Brazilians form a very heterogeneous population, which is the result of five centuries of inter-ethnic crosses between peoples from three continents: the European colonizers mainly represented by the Portuguese, African slaves, and the autochthonous Amerindians. Genomic controls help to rule out alternate explanations regarding the influence of racial and ethnic ancestry on this important health outcome . These three groups have admixed to a point which there is very little correlation between skin color and ancestry . Despite the more representative European ancestry, the differences in the proportions of genomics ancestry between the two groups were not significant. These findings bring interesting remarks on the social and genetic epidemiology of obesity.
Some potential limitations should be considered in our study. First, a limited sample size from a single center albeit representative of our population. Second, interaction between lifestyle, physical activity and genes could be a confounding factor and these were not investigated.

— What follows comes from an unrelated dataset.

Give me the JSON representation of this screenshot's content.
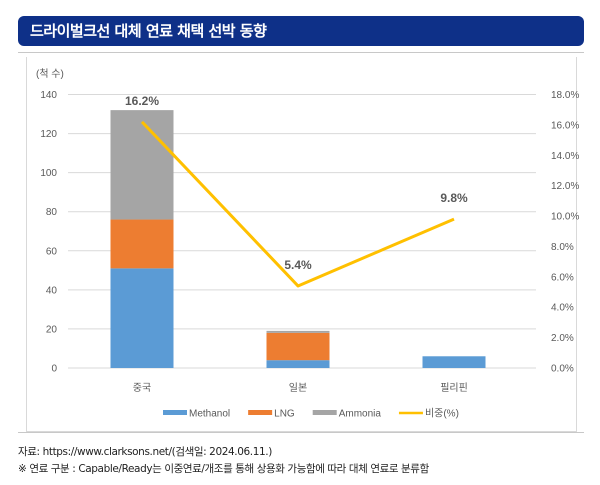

Despite the recent success in identifying obesity gene variants using the genome wide association approach, it is well established that such variants do not cause obesity without the individual being exposed to an obesity-promoting environment. Also, only a small fraction of the genetic contribution to obesity has presently been identified . This could be owing to a complex interplay between genetic and environmental factors masking the effect of specific genetic variants.